When he left, Liberty was being sued by a former landlord for $4,400-plus after his dog tore up his campus apartment while left alone one weekend.
Had he stuck around for his senior year, Battle says, “Illinois fans would have seen the real Marcus Liberty.”
Gill would have been gone, leaving a lot of the load on Liberty’s lap. He was starting to come on as a junior, scoring 33 points against Minnesota, averaging 17.8 and earning third- team All-Big Ten honors.
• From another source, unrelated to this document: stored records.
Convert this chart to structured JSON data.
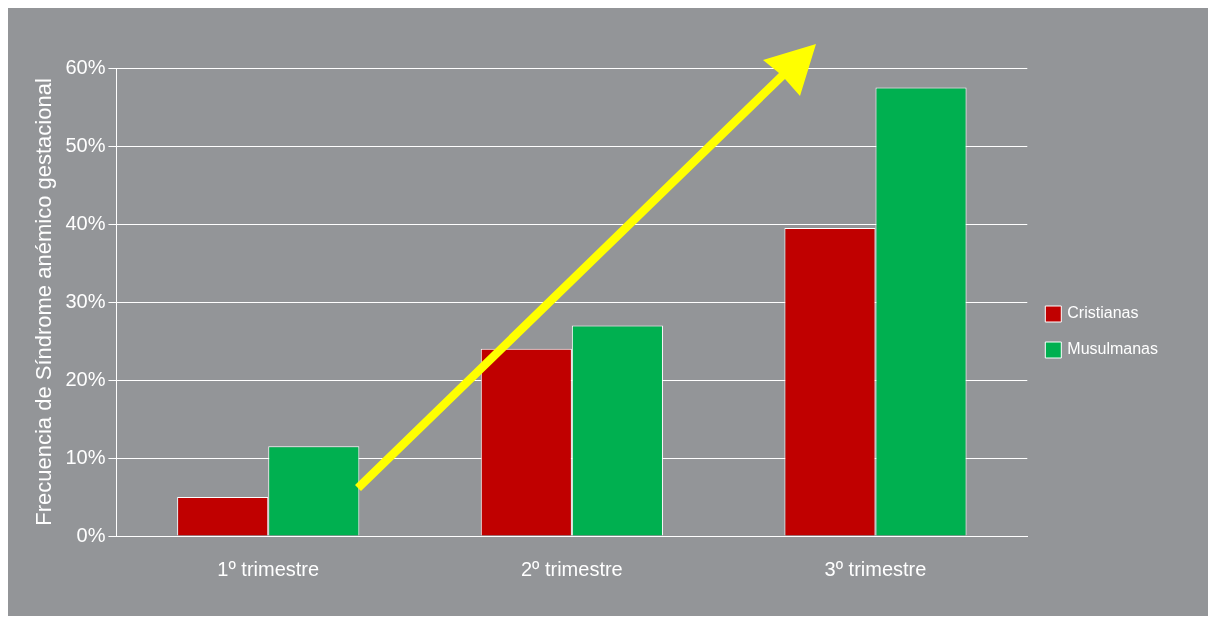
{
  "chart_data": {
    "type": "bar",
    "ylabel": "Frecuencia de Síndrome anémico gestacional",
    "categories": [
      "1º trimestre",
      "2º trimestre",
      "3º trimestre"
    ],
    "series": [
      {
        "name": "Cristianas",
        "color": "#c00000",
        "values": [
          5,
          24,
          39.5
        ]
      },
      {
        "name": "Musulmanas",
        "color": "#00b050",
        "values": [
          11.5,
          27,
          57.5
        ]
      }
    ],
    "ylim": [
      0,
      60
    ],
    "yticks": [
      {
        "value": 0,
        "label": "0%"
      },
      {
        "value": 10,
        "label": "10%"
      },
      {
        "value": 20,
        "label": "20%"
      },
      {
        "value": 30,
        "label": "30%"
      },
      {
        "value": 40,
        "label": "40%"
      },
      {
        "value": 50,
        "label": "50%"
      },
      {
        "value": 60,
        "label": "60%"
      }
    ],
    "grid": "y",
    "legend": "right"
  }
}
“He was just starting to mature as a man,” assistant coach Jimmy Collins said. “One more year would have made it easier for him to make the transition from college to the NBA. When you’re going to the NBA, if you’re not mature physically and mentally, you’re running into guys that are 30, 35, 40 who are depending on that spot to support their families, to support themselves, to get out of debt.
“Coming out of college, you’ve never experienced that. You don’t know how to get down and dirty to accomplish what you need to accomplish. You’re awed by some guys. And I’m talking strictly from experience here. You’ve been reading about them for years. You have a tendency to watch to see if they’re doing something that you should be doing or should not be doing.
“If you’re not fully mature, you get hung up in that and you kind of fall back a couple of steps. I think that’s what happened to Marcus when he went to Denver.”
Liberty, whom the Nuggets made the 42nd selection in the 1990 draft, thinks things would have been different if he’d had a veteran around to show him the ropes.
“A Scottie Pippen, a Charles Barkley, someone like that,” he said. “Someone who could take me by my hand and say, “Look young fella, this is what you’ve got to do.’”
Liberty put up 6.7 points a night as a rookie, 9.3 in 1992 and 8.1 during a tumultuous third season under new coach Dan Issel. The next year, the Nuggets shipped him to Detroit, and he hardly was heard from again in the NBA.
Liberty, who never cared much for the view from the bench, saw a lot of it in his first, and last, year as a Piston. He was cut loose after playing in less than half of Detroit’s games and scoring 100 points the whole season.